The Impact of Oil Revenue Shocks on the Volatility of Iran’s Stock Market Return

Sina Davoudi, Alireza Fazlzadeh, Firouz Fallahi, Hossein Asgharpour

Abstract


The aim of this study was to examine the impact of oil revenue shocks on the volatility of Tehran’s stock market return, by applying GARCH (Generalized Auto Regressive Conditional Heteroscedasticity) model with seasonal data from January 1993 to March 2014. After calculating the volatility stock returns via GARCH models, we employed ARDL (Auto Regressive Distributed Lag) model to estimate the oil shocks effects. The population is consisted of all active companies in Tehran’s stock market during the period of this research.
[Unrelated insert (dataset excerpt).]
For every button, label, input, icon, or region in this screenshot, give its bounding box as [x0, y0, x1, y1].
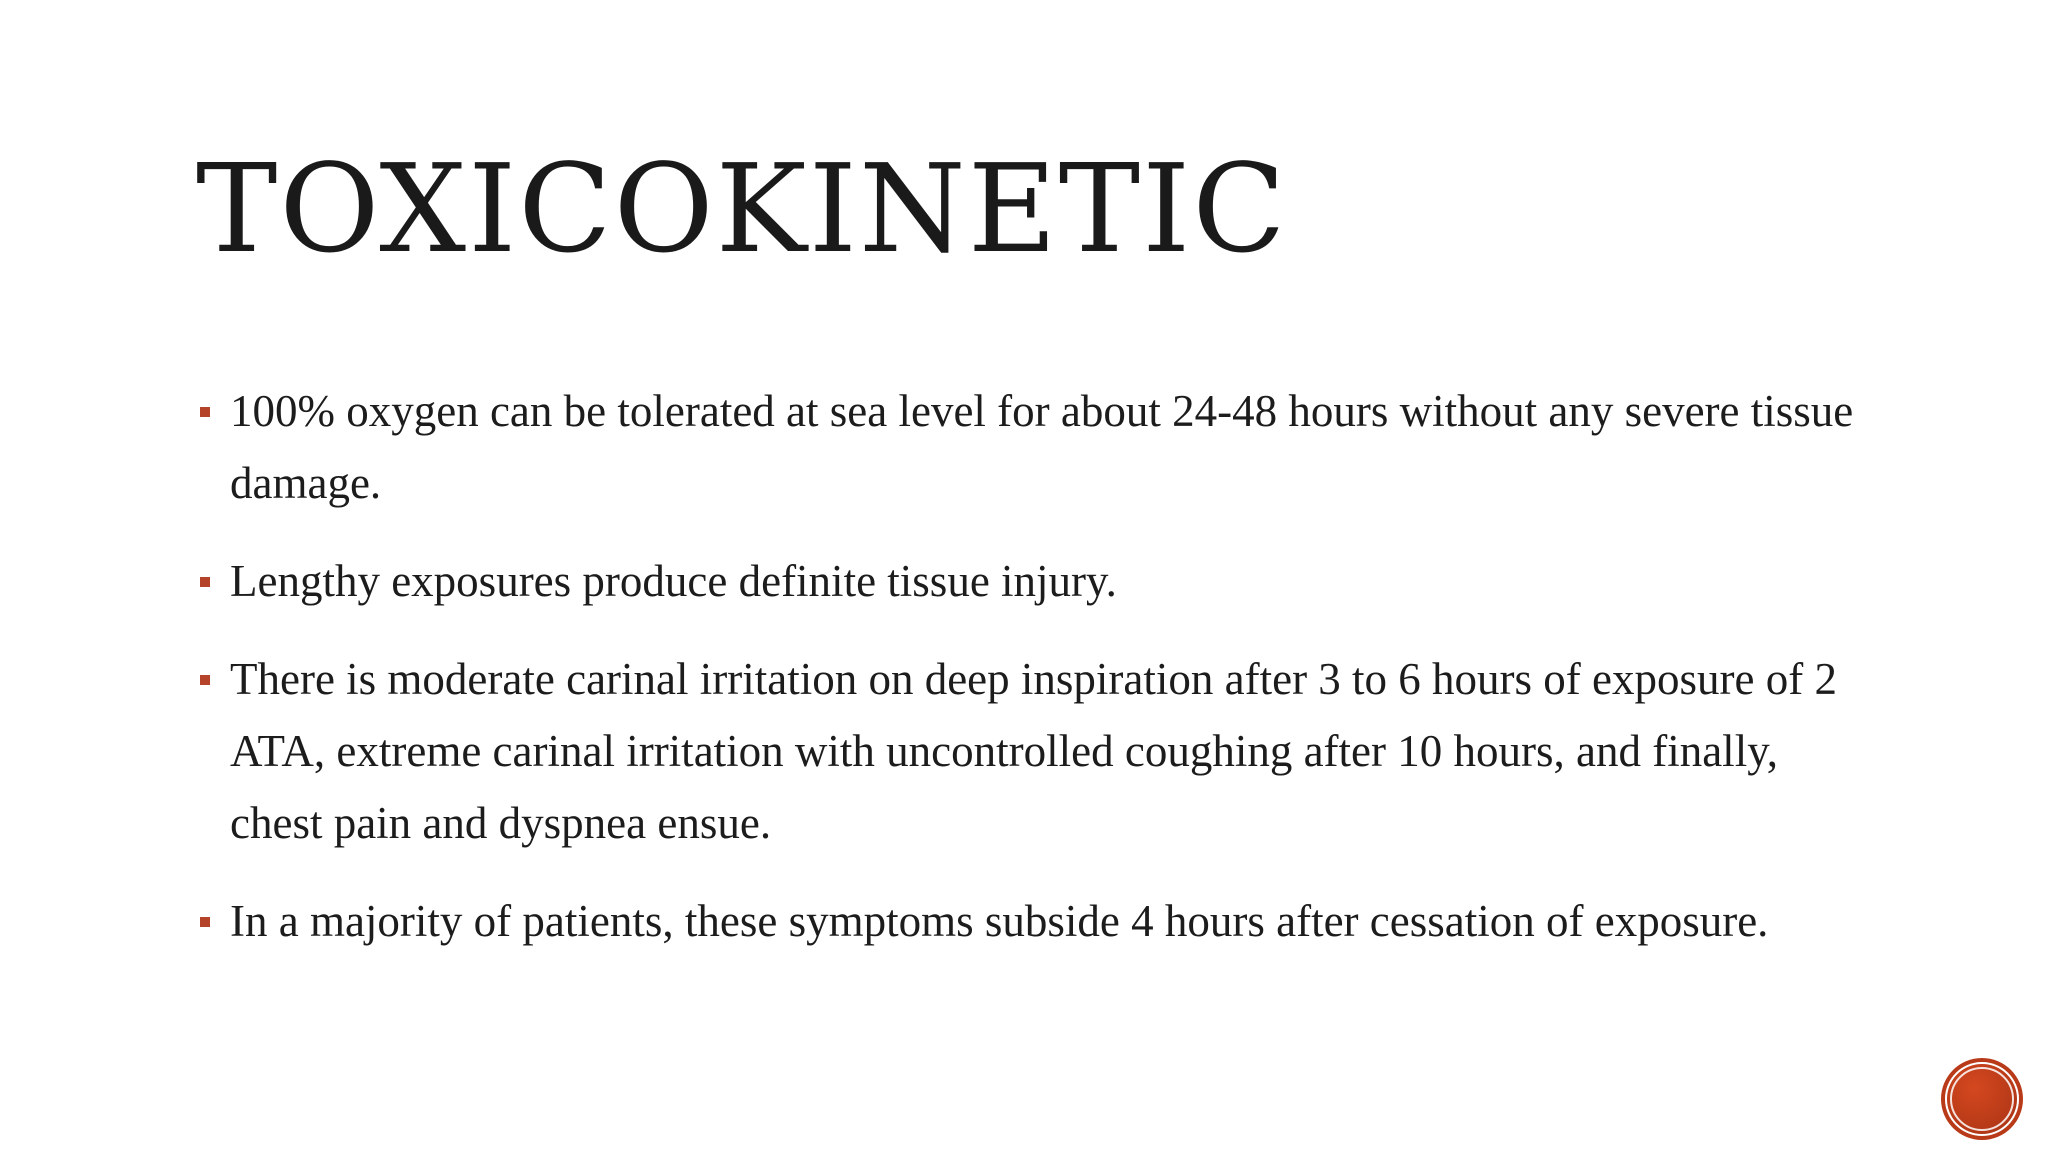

Study results showed that oil shocks are associated with positive effects on the stock market volatility, representing that this shocks are one of the main motivators of stock price index growth in Iran’s case. More ever, exchange rate and liquidity had same effects on the stock market return through increasing the volatility. On the other hand our results indicated that there were no relations between consumer price index and stock market volatility. Other result of this study refers to effects of sanctions imposed by the US and Europe, which elicits the increase of stock market volatility from the day they have been taken place.

Keywords: Oil revenue, stock market returns volatility, sanctions, exchange rate, consumer price index, portfolio management.